Des coussins, des salons de jardin, des bougies : les rayons de Maisons du monde regorgent de propositions pour égayer chambre ou patio. Et pour ceux qui voudraient meubler aussi leur portefeuille d’investissement, l’enseigne de décoration elle-même est à vendre.

Maisons du monde, qui compte plus de 300 magasins et employait, fin 2024, près de 7 000 personnes à travers le monde (dont 4 000 en France), a annoncé, jeudi 9 avril, rechercher une « solution d’adossement auprès de tiers investisseurs et industriels, permettant d’assurer la continuité de son activité », faute d’avoir réussi à trouver un accord avec ses créanciers. Ces discussions, qui ont pris la forme d’une procédure de conciliation depuis janvier, visent à restructurer la dette du distributeur et à trouver des liquidités afin de faire tourner la boutique.
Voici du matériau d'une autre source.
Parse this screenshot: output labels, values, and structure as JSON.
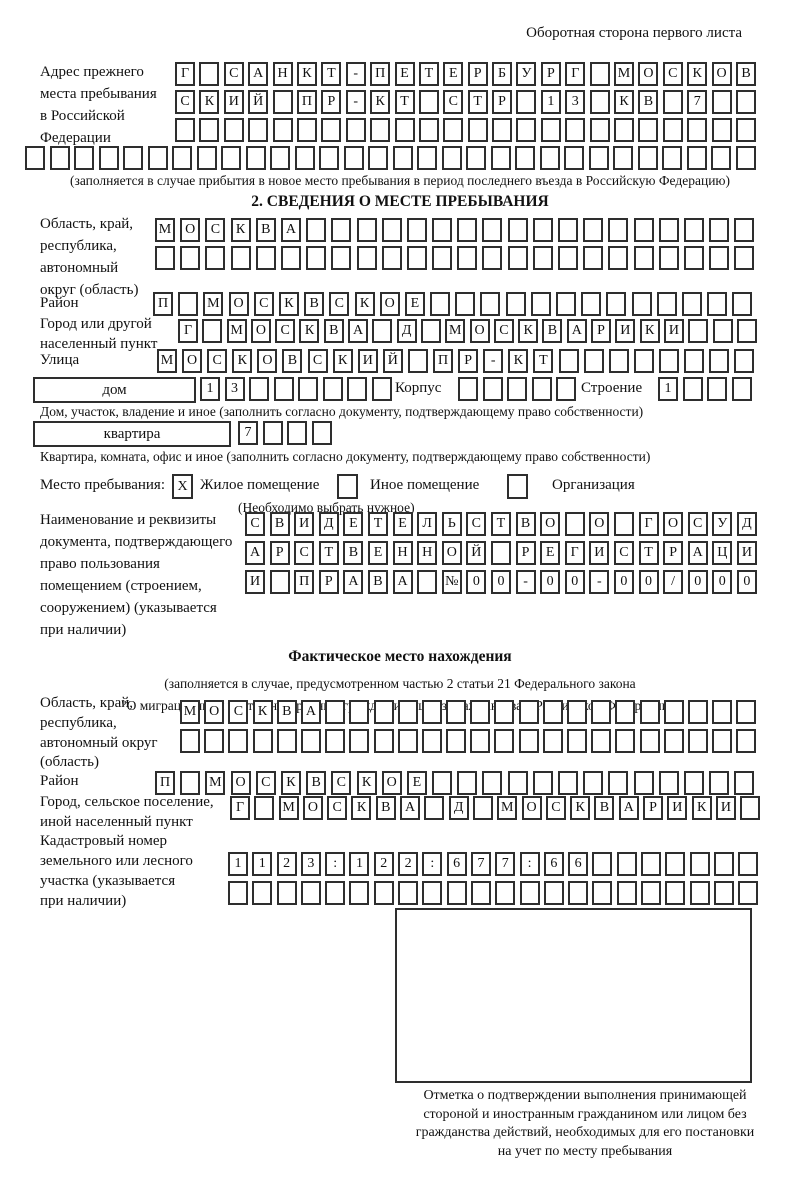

Maisons du monde doit faire face à l’échéance de remboursement d’un crédit syndiqué de 25 millions d’euros, le 22 avril. Jeudi, son cours de Bourse a chuté de près de 29 %, valorisant l’enseigne à 31 millions d’euros. Créé en 1996 à Brest (Finistère) par l’entrepreneur Xavier Marie, le roi des tapis et des canapés avait été acquis par des fonds d’investissement avant de faire son entrée sur le parquet boursier, en 2016, sur la base d’une capitalisation de 769 millions d’euros. Il a pesé jusqu’à 1,7 milliard d’euros en 2018. Encore un exemple de financiarisation d’un commerçant qui a mal tourné.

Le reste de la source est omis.